Le principal suspect dans l'enquête sur la mort d'un militant d'extrême gauche décédé après une rixe à Paris a été inculpé samedi pour violences volontaires ayant entraîné la mort sans l'intention de la donner, a-t-on appris de source judiciaire.

Trois autres personnes ayant pris part à la rixe ont été inculpées pour violences volontaires en réunion, et une quatrième, une femme, l'a été pour complicité de violences en réunion.

Par ailleurs, dans le cadre de cette affaire qui a suscité une vive émotion en France, le premier ministre Jean-Marc Ayrault a annoncé l'ouverture d'une procédure visant à la dissolution d'un groupuscule d'extrême droite.

Alors que la qualification d'homicide volontaire avait été choisie par le parquet lors de l'ouverture de l'information judiciaire, le juge d'instruction n'a pas retenu cette qualification.

Il a estimé, au vu des premiers éléments de l'enquête, que le suspect, Esteban Morillo, un skinhead de 20 ans né à Cadix (Espagne) et de nationalité française, n'avait pas eu l'intention de tuer le militant d'extrême gauche Clément Méric, un étudiant de 18 ans, membre du groupe Action antifasciste Paris-Banlieue.

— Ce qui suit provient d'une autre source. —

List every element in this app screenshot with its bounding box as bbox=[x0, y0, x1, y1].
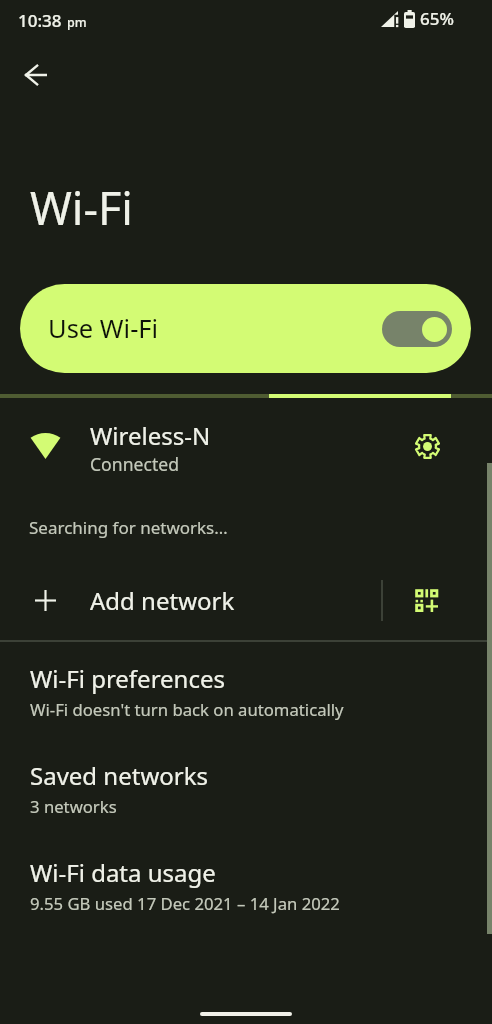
button[interactable]: Scan QR code bbox=[405, 578, 449, 622]
staticText: Add network bbox=[90, 584, 235, 617]
staticText: Wi-Fi data usage bbox=[30, 856, 216, 889]
button[interactable]: Network settings bbox=[405, 424, 449, 468]
staticText: 10:38 bbox=[18, 9, 62, 32]
button[interactable]: Back bbox=[14, 52, 59, 97]
staticText: 3 networks bbox=[30, 795, 117, 818]
staticText: Wi-Fi doesn't turn back on automatically bbox=[30, 698, 344, 721]
staticText: Saved networks bbox=[30, 759, 209, 792]
staticText: Wireless-N bbox=[90, 419, 211, 452]
staticText: Connected bbox=[90, 452, 179, 476]
button[interactable]: Wireless-N bbox=[0, 404, 492, 488]
button[interactable]: Add network bbox=[0, 564, 492, 636]
staticText: 65% bbox=[420, 7, 454, 30]
button[interactable]: Use Wi-Fi bbox=[20, 284, 471, 373]
staticText: Searching for networks… bbox=[29, 516, 228, 539]
staticText: Wi-Fi preferences bbox=[30, 662, 225, 695]
staticText: Use Wi-Fi bbox=[48, 311, 159, 346]
staticText: Wi-Fi bbox=[30, 177, 133, 238]
button[interactable]: Saved networks bbox=[0, 759, 492, 855]
button[interactable]: Wi-Fi preferences bbox=[0, 662, 492, 758]
staticText: 9.55 GB used 17 Dec 2021 – 14 Jan 2022 bbox=[30, 892, 340, 915]
button[interactable]: Wi-Fi data usage bbox=[0, 856, 492, 952]
staticText: pm bbox=[67, 14, 87, 31]
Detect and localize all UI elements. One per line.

Esteban Morillo a été placé dans la soirée en détention provisoire, a-t-on appris de source judiciaire.

Samuel D., 19 ans, a aussi été placé en détention provisoire. Alexandre E. 23 ans, Stéphane C., 25 ans, et Katia V., 32 ans, ont été placés sous contrôle judiciaire.

Le procureur de Paris, François Molins, avait estimé plus tôt samedi que trois éléments justifiaient de retenir une «intention homicide»: la force et la violence des coups portés au jeune homme, la possible utilisation d'un coup de poing américain, et la cause de la mort de Clément Méric, due à plusieurs coups et non à la chute consécutive à ces coups, selon les résultats de l'autopsie.

Un témoin, ami de Clément Méric, a affirmé que le suspect portait un coup de poing américain, et deux exemplaires de cet objet ont été trouvés chez le suspect lors d'une perquisition à son domicile.

Cependant, ni l'enquête, ni l'autopsie n'ont permis de confirmer l'utilisation d'un coup de poing américain par Esteban Morillo, qui soutient «avoir frappé à mains nues» et donné «deux coups», a précisé M. Molins.

Morillo et les quatre autres personnes présentées à la justice ont tous reconnu être des sympathisants du mouvement français d'extrême droite Troisième Voie.

Le premier ministre Jean-Marc Ayrault, qui après l'émotion suscitée par la mort de Clément Méric avait proclamé à l'Assemblée nationale sa volonté de «tailler en pièces» les groupuscules d'extrême droite, est passé à l'action samedi.

M. Ayrault a annoncé la décision d'engager «immédiatement» une procédure visant à la dissolution du groupuscule Jeunesses nationalistes révolutionnaires (JNR), qui compte de 20 à 30 membres et assure le service d'ordre de Troisième Voie.

«Nous sommes très déterminés et nous serons même impitoyables à l'égard de ceux qui nient les valeurs de la République, qui portent la haine», a renchéri le ministre de l'Intérieur, Manuel Valls.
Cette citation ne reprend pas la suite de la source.